J’ai senti, sans comprendre d’abord, une douleur étrangère, lourde comme une malédiction ancestrale. Une tristesse trop vieille pour pleurer encore, mais qui saignait doucement, goutte après goutte. Et alors, je l’ai vue, une larme, une seule.
Elle roulait lentement sur sa joue de cendre, traçant une ligne pâle sur sa peau noire de charbon. Cette larme valait mille cris. C’était la chute d’un roi.
— Elle s’appelait Ève.
Sa voix était rauque, plus rauque que je ne l’avais jamais entendue. Comme si prononcer ce nom ouvrait une plaie mal refermée. Ce nom était ancien, un nom sacré.
Je suis restée immobile, le souffle suspendu.
— Elle était humaine, pure, inconsciente du combat céleste. Elle ne priait ni les anges ni les démons. Elle priait… la pluie, les arbres, la lumière. Elle m’a vu. Et elle n’a pas fui.
Il s’est avancé lentement. Les flammes du miroir se sont courbées à son passage, comme pour ne pas le toucher, comme si même l’Enfer le redoutait dans cet état-là.
— Je l’ai aimée comme on ne doit pas aimer quand on est fait d’orgueil. J’ai trahi mes propres lois, j’ai désobéi à la logique infernale. Je l’ai aimée sans contrat, sans pacte, sans prix.
Je ne respirais plus.
— Et toi, Brigida… tu es née de cette erreur.
Il marqua une pause. Le mot le brûlait. Puis, plus bas, d’un souffle presque humain :
— De ce miracle.
J’ai vacillé intérieurement. Mes jambes étaient solides comme les colonnes de Pandémonium, mais mon cœur tremblait. Une humaine ! Ma mère était une humaine ? Mon sang… n’était pas entièrement infernal ?

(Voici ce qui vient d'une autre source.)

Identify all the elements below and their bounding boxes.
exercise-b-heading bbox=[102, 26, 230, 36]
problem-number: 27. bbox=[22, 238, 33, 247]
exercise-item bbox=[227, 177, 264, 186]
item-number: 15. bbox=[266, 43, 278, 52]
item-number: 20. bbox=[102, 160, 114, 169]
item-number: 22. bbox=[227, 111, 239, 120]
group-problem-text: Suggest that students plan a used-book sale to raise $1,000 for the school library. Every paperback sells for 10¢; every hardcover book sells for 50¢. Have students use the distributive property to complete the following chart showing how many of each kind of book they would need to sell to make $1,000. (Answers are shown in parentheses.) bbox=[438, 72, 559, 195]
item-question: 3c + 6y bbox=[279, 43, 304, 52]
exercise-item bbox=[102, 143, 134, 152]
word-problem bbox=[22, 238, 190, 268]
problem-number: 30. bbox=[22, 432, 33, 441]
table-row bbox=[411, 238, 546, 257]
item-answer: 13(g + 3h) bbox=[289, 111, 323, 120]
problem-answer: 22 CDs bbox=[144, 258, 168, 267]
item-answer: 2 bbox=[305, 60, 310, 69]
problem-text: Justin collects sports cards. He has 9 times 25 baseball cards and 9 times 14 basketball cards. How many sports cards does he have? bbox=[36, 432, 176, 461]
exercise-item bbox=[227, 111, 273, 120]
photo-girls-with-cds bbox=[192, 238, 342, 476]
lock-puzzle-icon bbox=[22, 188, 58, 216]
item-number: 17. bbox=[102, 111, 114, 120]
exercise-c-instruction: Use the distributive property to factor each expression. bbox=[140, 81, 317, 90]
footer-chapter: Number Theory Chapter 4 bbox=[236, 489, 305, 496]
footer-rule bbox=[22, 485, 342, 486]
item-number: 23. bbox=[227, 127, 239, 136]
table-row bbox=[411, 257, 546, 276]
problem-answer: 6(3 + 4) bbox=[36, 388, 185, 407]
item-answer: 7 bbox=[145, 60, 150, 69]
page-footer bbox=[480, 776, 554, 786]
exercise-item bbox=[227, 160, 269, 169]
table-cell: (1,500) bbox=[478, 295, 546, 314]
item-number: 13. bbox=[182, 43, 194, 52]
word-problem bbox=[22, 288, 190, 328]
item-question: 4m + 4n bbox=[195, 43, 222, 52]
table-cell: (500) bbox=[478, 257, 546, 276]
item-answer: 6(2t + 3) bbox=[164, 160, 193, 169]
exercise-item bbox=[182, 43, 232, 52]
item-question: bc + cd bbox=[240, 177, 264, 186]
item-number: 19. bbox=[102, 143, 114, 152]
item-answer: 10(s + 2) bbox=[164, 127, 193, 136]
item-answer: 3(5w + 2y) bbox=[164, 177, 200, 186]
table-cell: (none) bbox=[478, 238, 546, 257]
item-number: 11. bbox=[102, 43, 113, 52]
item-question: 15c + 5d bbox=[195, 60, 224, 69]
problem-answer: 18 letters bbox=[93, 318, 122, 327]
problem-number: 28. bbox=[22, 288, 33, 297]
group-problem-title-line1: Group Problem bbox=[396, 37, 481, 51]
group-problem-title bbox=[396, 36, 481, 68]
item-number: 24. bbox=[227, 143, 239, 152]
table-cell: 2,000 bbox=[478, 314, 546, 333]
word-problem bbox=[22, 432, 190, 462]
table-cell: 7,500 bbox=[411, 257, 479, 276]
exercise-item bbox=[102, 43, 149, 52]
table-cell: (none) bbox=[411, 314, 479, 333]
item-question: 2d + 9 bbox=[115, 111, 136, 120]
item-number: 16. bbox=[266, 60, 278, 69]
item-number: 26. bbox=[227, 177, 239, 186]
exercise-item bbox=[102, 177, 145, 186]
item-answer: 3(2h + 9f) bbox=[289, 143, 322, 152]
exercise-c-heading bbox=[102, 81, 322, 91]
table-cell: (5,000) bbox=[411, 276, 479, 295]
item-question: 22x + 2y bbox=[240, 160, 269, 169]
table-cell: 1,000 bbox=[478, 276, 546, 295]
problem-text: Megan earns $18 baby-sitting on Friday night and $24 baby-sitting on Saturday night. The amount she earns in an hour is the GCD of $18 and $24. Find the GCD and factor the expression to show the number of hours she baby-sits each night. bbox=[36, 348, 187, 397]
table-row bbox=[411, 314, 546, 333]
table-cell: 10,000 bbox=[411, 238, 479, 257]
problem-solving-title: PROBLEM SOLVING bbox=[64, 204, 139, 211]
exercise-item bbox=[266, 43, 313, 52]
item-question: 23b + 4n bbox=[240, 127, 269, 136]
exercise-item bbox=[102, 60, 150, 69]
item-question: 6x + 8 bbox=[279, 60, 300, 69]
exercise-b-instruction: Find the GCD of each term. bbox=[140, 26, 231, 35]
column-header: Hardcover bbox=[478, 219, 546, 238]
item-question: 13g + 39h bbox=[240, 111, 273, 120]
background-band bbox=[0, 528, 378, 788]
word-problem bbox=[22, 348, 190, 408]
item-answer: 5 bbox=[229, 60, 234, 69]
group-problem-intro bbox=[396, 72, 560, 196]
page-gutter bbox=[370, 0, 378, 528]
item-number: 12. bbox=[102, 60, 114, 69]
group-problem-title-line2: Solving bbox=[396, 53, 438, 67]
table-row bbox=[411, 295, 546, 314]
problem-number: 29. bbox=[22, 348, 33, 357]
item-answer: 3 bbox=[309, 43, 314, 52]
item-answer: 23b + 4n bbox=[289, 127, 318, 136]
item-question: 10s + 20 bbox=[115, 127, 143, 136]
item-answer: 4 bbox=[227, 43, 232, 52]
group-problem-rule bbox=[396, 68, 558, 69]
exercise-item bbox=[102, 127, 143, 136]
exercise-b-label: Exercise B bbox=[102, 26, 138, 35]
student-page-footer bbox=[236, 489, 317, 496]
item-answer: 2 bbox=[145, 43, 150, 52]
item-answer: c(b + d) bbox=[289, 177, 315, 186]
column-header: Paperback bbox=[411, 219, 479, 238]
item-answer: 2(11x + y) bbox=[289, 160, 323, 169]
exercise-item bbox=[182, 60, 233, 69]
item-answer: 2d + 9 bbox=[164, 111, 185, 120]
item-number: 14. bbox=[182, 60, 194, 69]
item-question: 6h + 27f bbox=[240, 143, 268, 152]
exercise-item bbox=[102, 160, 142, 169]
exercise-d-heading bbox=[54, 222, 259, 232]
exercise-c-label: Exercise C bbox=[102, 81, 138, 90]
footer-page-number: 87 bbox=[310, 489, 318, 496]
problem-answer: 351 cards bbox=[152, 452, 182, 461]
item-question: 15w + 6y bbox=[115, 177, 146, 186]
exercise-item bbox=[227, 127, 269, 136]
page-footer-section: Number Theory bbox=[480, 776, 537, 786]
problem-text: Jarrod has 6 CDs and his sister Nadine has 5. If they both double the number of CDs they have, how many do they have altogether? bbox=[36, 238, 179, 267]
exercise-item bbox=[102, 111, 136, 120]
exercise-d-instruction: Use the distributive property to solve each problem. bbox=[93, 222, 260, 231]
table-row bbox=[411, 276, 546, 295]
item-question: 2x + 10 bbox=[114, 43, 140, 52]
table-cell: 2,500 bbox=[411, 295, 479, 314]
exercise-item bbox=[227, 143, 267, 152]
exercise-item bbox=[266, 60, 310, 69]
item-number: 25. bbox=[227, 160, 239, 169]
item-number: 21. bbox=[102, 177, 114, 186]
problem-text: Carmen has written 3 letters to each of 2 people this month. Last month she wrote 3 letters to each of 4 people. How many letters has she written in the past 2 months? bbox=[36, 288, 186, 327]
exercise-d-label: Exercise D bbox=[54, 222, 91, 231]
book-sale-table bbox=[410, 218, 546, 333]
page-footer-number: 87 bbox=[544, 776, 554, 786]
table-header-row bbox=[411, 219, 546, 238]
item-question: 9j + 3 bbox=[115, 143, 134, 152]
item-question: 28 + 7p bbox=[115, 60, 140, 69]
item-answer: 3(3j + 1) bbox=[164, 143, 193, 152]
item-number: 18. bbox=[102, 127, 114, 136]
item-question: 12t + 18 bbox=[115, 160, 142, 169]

Je sentais le feu en moi reculer, comme effrayé. Des souvenirs flous me remontaient, des sensations sans explication. Cette musique que j’entendais parfois dans mes rêves. Cette voix douce qui me murmurait des mots tendres dans une langue inconnue. Ce sentiment, enfoui depuis toujours, que je n’étais pas entièrement d’ici.

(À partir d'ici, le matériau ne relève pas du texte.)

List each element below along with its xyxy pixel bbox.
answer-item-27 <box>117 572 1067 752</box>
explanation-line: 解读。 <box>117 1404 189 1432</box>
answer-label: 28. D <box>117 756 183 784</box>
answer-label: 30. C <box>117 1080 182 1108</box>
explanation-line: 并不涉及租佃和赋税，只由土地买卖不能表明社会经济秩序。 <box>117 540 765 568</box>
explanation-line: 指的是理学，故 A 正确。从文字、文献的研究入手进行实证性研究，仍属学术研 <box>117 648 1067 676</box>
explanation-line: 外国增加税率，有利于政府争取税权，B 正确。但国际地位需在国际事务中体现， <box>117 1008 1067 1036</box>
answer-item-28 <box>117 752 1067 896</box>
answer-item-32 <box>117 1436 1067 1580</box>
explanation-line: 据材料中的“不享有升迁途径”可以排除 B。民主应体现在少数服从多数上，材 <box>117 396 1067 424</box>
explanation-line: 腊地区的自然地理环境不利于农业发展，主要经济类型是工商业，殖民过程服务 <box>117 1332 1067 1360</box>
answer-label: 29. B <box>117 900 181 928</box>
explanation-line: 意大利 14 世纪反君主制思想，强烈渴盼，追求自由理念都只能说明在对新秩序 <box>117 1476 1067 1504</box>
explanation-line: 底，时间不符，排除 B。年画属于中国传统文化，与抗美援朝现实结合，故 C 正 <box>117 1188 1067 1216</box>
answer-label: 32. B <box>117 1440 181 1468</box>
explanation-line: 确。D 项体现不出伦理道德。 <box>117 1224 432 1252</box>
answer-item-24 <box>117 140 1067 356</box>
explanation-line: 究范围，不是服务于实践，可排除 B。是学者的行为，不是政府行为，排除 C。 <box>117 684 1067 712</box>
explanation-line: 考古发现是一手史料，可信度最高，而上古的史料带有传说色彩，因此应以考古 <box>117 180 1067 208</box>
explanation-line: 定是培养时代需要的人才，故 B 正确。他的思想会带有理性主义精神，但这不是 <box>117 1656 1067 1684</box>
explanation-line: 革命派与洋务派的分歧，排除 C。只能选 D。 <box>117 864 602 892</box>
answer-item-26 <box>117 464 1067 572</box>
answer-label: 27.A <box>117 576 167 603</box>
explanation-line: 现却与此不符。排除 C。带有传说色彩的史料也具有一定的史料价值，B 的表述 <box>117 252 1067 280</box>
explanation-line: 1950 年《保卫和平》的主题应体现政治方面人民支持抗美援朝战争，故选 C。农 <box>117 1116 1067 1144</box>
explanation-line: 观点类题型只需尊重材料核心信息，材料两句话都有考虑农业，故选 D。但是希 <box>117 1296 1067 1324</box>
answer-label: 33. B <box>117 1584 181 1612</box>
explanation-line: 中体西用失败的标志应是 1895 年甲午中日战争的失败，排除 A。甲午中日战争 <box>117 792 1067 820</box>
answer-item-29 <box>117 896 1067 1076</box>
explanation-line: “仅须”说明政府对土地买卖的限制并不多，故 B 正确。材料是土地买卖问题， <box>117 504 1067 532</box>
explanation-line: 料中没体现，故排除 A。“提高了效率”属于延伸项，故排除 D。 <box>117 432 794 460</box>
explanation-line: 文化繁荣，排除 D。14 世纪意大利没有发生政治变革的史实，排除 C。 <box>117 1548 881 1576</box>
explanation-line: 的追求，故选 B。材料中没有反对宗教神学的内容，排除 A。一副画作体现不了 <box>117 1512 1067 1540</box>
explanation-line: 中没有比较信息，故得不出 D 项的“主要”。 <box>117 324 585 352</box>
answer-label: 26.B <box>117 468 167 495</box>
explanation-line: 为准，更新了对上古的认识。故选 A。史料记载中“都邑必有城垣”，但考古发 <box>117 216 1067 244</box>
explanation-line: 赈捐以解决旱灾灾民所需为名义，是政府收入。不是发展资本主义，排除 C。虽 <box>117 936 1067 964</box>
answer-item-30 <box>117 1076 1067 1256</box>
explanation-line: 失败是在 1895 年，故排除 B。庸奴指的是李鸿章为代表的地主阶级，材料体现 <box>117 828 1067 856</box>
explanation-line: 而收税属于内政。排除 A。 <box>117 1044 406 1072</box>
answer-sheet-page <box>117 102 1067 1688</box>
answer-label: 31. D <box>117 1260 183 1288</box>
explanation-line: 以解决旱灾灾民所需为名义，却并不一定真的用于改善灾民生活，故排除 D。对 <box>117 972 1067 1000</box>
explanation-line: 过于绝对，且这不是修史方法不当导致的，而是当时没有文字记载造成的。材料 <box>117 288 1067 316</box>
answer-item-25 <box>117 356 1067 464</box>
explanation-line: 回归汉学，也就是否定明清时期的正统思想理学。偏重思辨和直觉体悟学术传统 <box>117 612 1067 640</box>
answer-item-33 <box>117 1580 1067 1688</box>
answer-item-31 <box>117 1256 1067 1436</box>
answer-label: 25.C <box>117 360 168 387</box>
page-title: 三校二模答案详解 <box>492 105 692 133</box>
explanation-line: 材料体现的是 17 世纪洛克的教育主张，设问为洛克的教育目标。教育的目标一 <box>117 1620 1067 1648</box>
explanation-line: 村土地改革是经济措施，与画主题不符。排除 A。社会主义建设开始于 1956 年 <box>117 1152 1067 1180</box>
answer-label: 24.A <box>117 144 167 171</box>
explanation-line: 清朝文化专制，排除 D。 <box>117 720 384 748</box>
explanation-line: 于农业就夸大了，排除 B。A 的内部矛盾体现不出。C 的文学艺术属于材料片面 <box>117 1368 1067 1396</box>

Je me suis assise, sans m’en rendre compte. Le sol d’onyx était froid. Pour la première fois de mon existence, j’étais nue d'orgueil.
Lucifer reprit, la voix plus basse, presque un soupir :
— C’est pour cela que tu ne dois jamais aller sur Terre.

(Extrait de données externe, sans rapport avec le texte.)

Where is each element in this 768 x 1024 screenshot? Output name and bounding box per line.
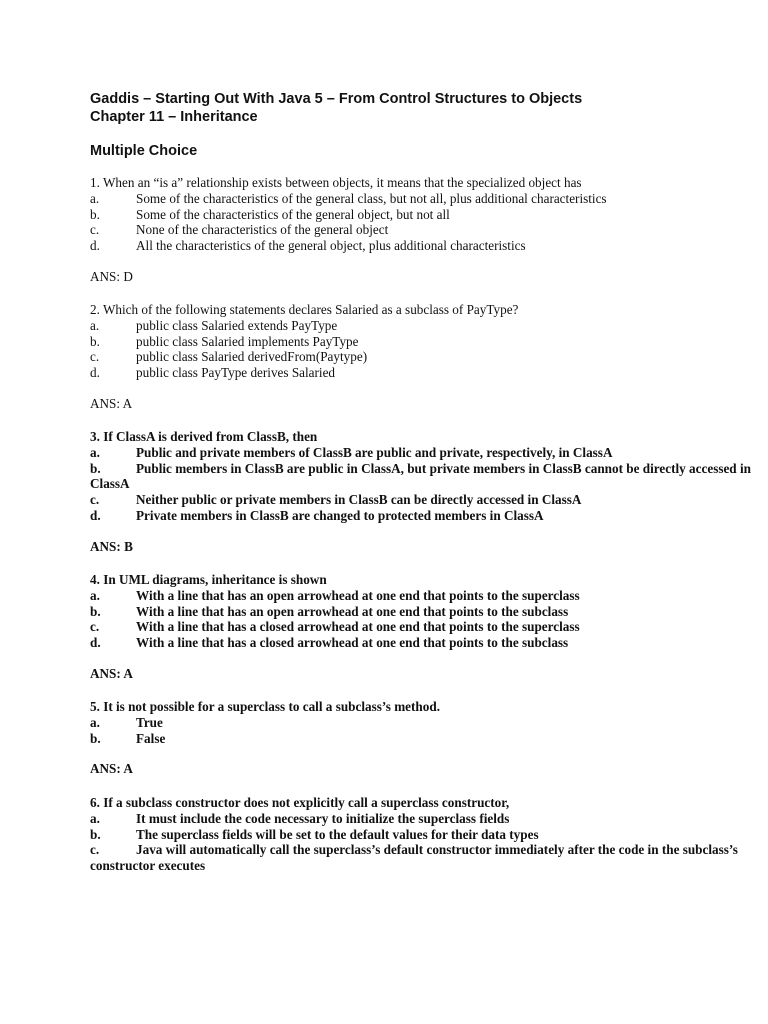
option-b bbox=[90, 827, 762, 843]
option-b bbox=[90, 207, 762, 223]
option-a bbox=[90, 191, 762, 207]
section-heading: Multiple Choice bbox=[90, 143, 198, 159]
option-c bbox=[90, 842, 762, 874]
chapter-title: Chapter 11 – Inheritance bbox=[90, 109, 258, 125]
option-a bbox=[90, 318, 762, 334]
question-text: 1. When an “is a” relationship exists between objects, it means that the specialized object has bbox=[90, 175, 582, 190]
question-6 bbox=[90, 795, 762, 874]
answer: ANS: D bbox=[90, 268, 133, 284]
option-a bbox=[90, 445, 762, 461]
question-text: 5. It is not possible for a superclass to call a subclass’s method. bbox=[90, 699, 440, 714]
option-text: Public and private members of ClassB are public and private, respectively, in ClassA bbox=[136, 444, 613, 460]
option-c bbox=[90, 619, 762, 635]
option-d bbox=[90, 238, 762, 254]
option-text: public class Salaried derivedFrom(Paytype) bbox=[136, 349, 368, 365]
option-text: public class PayType derives Salaried bbox=[136, 365, 336, 381]
option-c bbox=[90, 492, 762, 508]
option-d bbox=[90, 365, 762, 381]
option-b bbox=[90, 461, 762, 493]
option-a bbox=[90, 715, 762, 731]
option-letter: b. bbox=[90, 826, 101, 842]
document-title: Gaddis – Starting Out With Java 5 – From Control Structures to Objects bbox=[90, 91, 583, 107]
option-text: Private members in ClassB are changed to protected members in ClassA bbox=[136, 507, 544, 523]
option-letter: b. bbox=[90, 603, 101, 619]
answer: ANS: B bbox=[90, 538, 133, 554]
option-letter: d. bbox=[90, 365, 100, 381]
option-text: Java will automatically call the superclass’s default constructor immediately after the code in the subclass’s constructor executes bbox=[90, 842, 738, 874]
option-c bbox=[90, 349, 762, 365]
option-text: public class Salaried implements PayType bbox=[136, 333, 359, 349]
answer: ANS: A bbox=[90, 665, 133, 681]
question-4 bbox=[90, 572, 762, 682]
question-5 bbox=[90, 699, 762, 777]
option-letter: d. bbox=[90, 635, 101, 651]
option-d bbox=[90, 635, 762, 651]
option-c bbox=[90, 222, 762, 238]
option-text: False bbox=[136, 730, 166, 746]
option-letter: c. bbox=[90, 619, 100, 635]
option-text: Some of the characteristics of the general object, but not all bbox=[136, 206, 450, 222]
option-text: The superclass fields will be set to the default values for their data types bbox=[136, 826, 539, 842]
option-letter: a. bbox=[90, 190, 100, 206]
option-b bbox=[90, 731, 762, 747]
question-1 bbox=[90, 175, 762, 285]
answer: ANS: A bbox=[90, 761, 133, 777]
option-letter: d. bbox=[90, 507, 101, 523]
option-text: It must include the code necessary to initialize the superclass fields bbox=[136, 810, 510, 826]
option-text: Neither public or private members in ClassB can be directly accessed in ClassA bbox=[136, 492, 582, 508]
option-text: True bbox=[136, 714, 163, 730]
option-b bbox=[90, 334, 762, 350]
option-letter: b. bbox=[90, 730, 101, 746]
option-letter: b. bbox=[90, 333, 100, 349]
question-text: 4. In UML diagrams, inheritance is shown bbox=[90, 572, 327, 587]
option-text: With a line that has a closed arrowhead at one end that points to the superclass bbox=[136, 619, 580, 635]
option-letter: a. bbox=[90, 714, 100, 730]
question-text: 6. If a subclass constructor does not explicitly call a superclass constructor, bbox=[90, 795, 510, 810]
option-letter: a. bbox=[90, 810, 100, 826]
option-text: Some of the characteristics of the general class, but not all, plus additional characteristics bbox=[136, 190, 607, 206]
question-text: 2. Which of the following statements declares Salaried as a subclass of PayType? bbox=[90, 302, 519, 317]
option-text: All the characteristics of the general object, plus additional characteristics bbox=[136, 238, 526, 254]
option-letter: d. bbox=[90, 238, 100, 254]
option-text: With a line that has an open arrowhead at one end that points to the superclass bbox=[136, 587, 580, 603]
option-text: With a line that has an open arrowhead at one end that points to the subclass bbox=[136, 603, 569, 619]
option-a bbox=[90, 811, 762, 827]
option-letter: c. bbox=[90, 349, 100, 365]
question-2 bbox=[90, 302, 762, 412]
option-letter: a. bbox=[90, 444, 100, 460]
question-3 bbox=[90, 429, 762, 555]
option-letter: c. bbox=[90, 492, 100, 508]
option-text: None of the characteristics of the general object bbox=[136, 222, 389, 238]
option-b bbox=[90, 604, 762, 620]
option-a bbox=[90, 588, 762, 604]
option-letter: a. bbox=[90, 317, 100, 333]
option-letter: b. bbox=[90, 460, 101, 476]
option-letter: a. bbox=[90, 587, 100, 603]
answer: ANS: A bbox=[90, 395, 133, 411]
option-text: With a line that has a closed arrowhead at one end that points to the subclass bbox=[136, 635, 569, 651]
option-letter: b. bbox=[90, 206, 100, 222]
question-text: 3. If ClassA is derived from ClassB, then bbox=[90, 429, 318, 444]
option-letter: c. bbox=[90, 222, 100, 238]
option-d bbox=[90, 508, 762, 524]
option-text: public class Salaried extends PayType bbox=[136, 317, 338, 333]
option-text: Public members in ClassB are public in ClassA, but private members in ClassB cannot be directly accessed in ClassA bbox=[90, 460, 751, 492]
option-letter: c. bbox=[90, 842, 100, 858]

Il se rapprocha encore. Son ombre couvrit la mienne, mais elle n’avait plus rien de menaçant.
— Tu serais attirée. Tu reconnaîtrais. Tu chercherais à comprendre. Et ce que tu trouverais là-bas pourrait…
Sa voix se brisa, une fissure dans l’éternel.
— ...pourrait t’arracher à moi pour toujours.
Ses yeux, alors, se levèrent vers les miens. Pleins d’une supplique qu’aucun prince des ténèbres ne devrait connaître. Lucifer me suppliait.
— Je ne t’interdis pas la Terre par cruauté, Brigida. Je t’en prive… parce que je ne veux pas te perdre. Comme je l’ai perdue.
Je sentais son amour me frapper de plein fouet. Ce n’était pas l’amour des ténèbres, celui qui consume et dévore. C’était un amour ancien, perdu, maladroit, caché derrière mille couches de rage et de puissance. Le genre d’amour que même l’Enfer ne peut contrôler.
Je suis restée silencieuse. Un gouffre venait de s’ouvrir sous mes pieds. Tout ce que je croyais savoir sur moi, sur lui, sur l’équilibre des mondes… s'effondrait. Je n’étais plus simplement la fille du Diable. J’étais la fille d’un amour interdit, la descendante d’une union maudite, la trace vivante d’un lien que les cieux et l’enfer avaient voulu effacer. Et peut-être…Peut-être étais-je celle qui ferait vaciller l’équilibre fragile du cosmos.